The tough asset-raising environment for smaller managers contributed to about 100 Asian hedge fund closures last year, according to Eurekahedge.
The increasing number of global hedge funds is unlikely to crowd out smaller local managers, said Ng Nam Sin, assistant managing director of the Monetary Authority of Singapore, the country’s regulator.
“There will always be room for large and niche players as long as they continue to add value to investors,” he said.
Asia-focused hedge funds rose 8.6 percent in 2010, underperforming the 10.9 percent average gain by global peers, according to Eurekahedge Pte, a data provider in Singapore. This year, Asia funds returned 2 percent, compared with the average global industry gain of 2.8 percent.
About 25 of the biggest global hedge-fund firms are seeking to expand in Asia, according to a Credit Suisse Group AG report last year. About 75 percent of the top 100 global hedge funds, ranked by Alpha Magazine based on assets managed, will likely have a presence in Asia, according to the Zurich-based bank’s prime brokerage unit.
DiMaio Ahmad Capital LLC, a New York-based based asset manager specializing in credit markets, opened an office in Singapore, according to the Accounting and Corporate Regulatory Authority, which regulates businesses in the city-state.
Boston-based Sirios Capital Management LP, co-founded by former MFS Investment Management portfolio manager John Brennan, and Minneapolis, Minnesota-based Whitebox Advisors are also seeking to open offices in the city-state, according to filings with the regulator.
In the Zone
Fortress’s Adam Levinson, co-chief investment officer of global macro funds, moved to Singapore from New York in January to lead the firm’s Asia-specific macro-trading activities from the newly opened office. It started an Asia-focused macro hedge fund in March which rose 3.5 percent that month. Asian macro funds on average gained 1.9 percent in March, according to Eurekahedge.
Fortress aims to increase its team in Singapore to about 25 people from 20 by the end of the year, Thomas Kang, president of Fortress Asia, said in April. The firm closed its Hong Kong office at the end of 2008.
“Being in the time zone is something which is recognized as being beneficial,” said Rainsford of Man Investments, a unit of Man Group Plc, the world’s biggest publicly traded hedge fund. “In the years gone by, hedge funds would have tried to capture those opportunities by running a night desk or night trading operations.”

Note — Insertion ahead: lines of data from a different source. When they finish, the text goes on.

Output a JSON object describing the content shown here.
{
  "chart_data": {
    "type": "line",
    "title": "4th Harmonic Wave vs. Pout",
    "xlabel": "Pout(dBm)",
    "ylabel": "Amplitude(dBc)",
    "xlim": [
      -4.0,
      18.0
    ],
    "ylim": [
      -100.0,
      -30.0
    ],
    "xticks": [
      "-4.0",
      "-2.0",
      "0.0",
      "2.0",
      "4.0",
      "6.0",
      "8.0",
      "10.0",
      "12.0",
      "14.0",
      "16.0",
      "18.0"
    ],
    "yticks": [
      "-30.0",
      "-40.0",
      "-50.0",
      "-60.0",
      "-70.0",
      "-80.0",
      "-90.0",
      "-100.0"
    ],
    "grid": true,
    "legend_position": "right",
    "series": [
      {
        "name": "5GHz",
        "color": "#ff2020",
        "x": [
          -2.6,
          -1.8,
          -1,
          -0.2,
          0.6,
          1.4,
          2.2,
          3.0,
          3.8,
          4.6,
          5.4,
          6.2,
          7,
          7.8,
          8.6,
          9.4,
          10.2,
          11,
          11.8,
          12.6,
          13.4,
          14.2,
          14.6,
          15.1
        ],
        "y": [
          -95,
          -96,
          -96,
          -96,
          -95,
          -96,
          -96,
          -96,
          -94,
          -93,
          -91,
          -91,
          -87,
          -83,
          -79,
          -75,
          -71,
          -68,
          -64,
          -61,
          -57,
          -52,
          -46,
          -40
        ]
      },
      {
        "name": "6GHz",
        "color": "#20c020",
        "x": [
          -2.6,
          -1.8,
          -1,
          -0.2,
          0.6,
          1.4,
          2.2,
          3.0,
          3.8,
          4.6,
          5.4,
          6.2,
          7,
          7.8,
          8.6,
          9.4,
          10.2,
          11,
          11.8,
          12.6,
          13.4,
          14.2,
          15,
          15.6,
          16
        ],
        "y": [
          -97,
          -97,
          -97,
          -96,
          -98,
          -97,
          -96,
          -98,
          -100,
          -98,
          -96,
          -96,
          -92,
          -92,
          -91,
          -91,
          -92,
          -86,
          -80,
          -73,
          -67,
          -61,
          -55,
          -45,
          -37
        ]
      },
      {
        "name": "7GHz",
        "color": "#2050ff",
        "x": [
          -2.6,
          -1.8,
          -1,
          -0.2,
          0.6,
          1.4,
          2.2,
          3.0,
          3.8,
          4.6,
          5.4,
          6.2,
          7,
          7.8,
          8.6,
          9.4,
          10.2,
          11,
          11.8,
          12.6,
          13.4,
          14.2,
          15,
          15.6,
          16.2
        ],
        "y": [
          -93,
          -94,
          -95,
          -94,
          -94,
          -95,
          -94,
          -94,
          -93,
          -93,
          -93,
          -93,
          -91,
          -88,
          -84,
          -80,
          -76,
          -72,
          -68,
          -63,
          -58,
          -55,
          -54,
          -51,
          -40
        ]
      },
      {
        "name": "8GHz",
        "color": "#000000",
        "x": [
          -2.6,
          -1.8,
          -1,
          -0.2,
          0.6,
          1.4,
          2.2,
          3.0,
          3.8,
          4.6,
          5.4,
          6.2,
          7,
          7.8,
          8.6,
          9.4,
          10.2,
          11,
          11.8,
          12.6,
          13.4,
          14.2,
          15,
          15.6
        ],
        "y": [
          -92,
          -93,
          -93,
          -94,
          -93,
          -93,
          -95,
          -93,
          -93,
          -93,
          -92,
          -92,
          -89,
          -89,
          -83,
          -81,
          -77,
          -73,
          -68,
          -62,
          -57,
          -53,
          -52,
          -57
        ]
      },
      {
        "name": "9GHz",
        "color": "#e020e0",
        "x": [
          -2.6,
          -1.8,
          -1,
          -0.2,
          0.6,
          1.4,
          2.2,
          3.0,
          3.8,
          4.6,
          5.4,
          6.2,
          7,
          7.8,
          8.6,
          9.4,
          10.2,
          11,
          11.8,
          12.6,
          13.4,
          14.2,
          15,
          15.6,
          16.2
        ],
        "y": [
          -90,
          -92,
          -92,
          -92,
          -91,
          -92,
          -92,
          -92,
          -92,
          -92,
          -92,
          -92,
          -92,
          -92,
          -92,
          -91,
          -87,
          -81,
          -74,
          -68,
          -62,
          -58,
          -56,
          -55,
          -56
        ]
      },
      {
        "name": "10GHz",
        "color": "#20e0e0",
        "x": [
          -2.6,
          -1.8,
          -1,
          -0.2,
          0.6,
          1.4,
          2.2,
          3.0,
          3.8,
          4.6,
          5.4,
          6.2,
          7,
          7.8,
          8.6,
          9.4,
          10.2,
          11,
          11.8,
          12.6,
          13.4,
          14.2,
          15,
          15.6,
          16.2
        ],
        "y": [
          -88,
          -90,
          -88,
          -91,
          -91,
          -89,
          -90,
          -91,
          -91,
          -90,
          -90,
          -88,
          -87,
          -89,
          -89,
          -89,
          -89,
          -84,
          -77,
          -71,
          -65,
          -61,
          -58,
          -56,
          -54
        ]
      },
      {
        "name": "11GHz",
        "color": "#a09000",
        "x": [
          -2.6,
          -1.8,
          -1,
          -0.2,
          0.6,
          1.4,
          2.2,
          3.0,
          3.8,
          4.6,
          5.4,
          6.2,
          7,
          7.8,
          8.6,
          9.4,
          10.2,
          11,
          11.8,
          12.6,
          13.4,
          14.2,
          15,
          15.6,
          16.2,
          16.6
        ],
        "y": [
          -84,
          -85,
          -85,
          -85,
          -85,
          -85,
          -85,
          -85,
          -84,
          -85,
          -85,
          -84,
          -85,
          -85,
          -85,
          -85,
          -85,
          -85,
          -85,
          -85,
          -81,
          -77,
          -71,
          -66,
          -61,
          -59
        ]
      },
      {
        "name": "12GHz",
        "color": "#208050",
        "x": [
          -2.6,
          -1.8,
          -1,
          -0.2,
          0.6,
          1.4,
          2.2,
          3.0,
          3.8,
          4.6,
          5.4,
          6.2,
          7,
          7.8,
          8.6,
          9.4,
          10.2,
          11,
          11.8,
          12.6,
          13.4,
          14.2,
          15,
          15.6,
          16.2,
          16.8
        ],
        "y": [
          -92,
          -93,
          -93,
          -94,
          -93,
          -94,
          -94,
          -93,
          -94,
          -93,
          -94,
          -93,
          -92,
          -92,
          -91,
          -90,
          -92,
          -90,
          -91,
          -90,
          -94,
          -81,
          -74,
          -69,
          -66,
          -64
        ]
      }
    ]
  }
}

GLG Partners Inc., which Man acquired in October, obtained its Hong Kong trading license in December and moved Andrew Thatcher to the city from London to develop its Asian business.
The Asia-Pacific region overtook North America last year as the world’s biggest derivatives market amid increasing demand for futures and options contracts in the region’s fast-growing economies, according to data from the Washington-based Futures Industry Association.
China is encouraging greater use of the yuan for international trade and investment to reduce reliance on dollars. Billionaire Li Ka-shing’s real estate investment trust raised 10.5 billion yuan ($1.6 billion) in April in Hong Kong’s first stock sale in the Chinese currency.
Algebris’s global financials hedge fund, which invests in the equity, debt and derivatives of financial and real estate companies, has been increasing its Asia holdings, said Vatchkov. Algebris manages $1.3 billion.
“The importance of the region to global growth has increased and the resilience of the region after the financial crisis has been proven,” he said. “People should be less skittish about staying in the region now; as far as I’m concerned, I’m certainly staying.”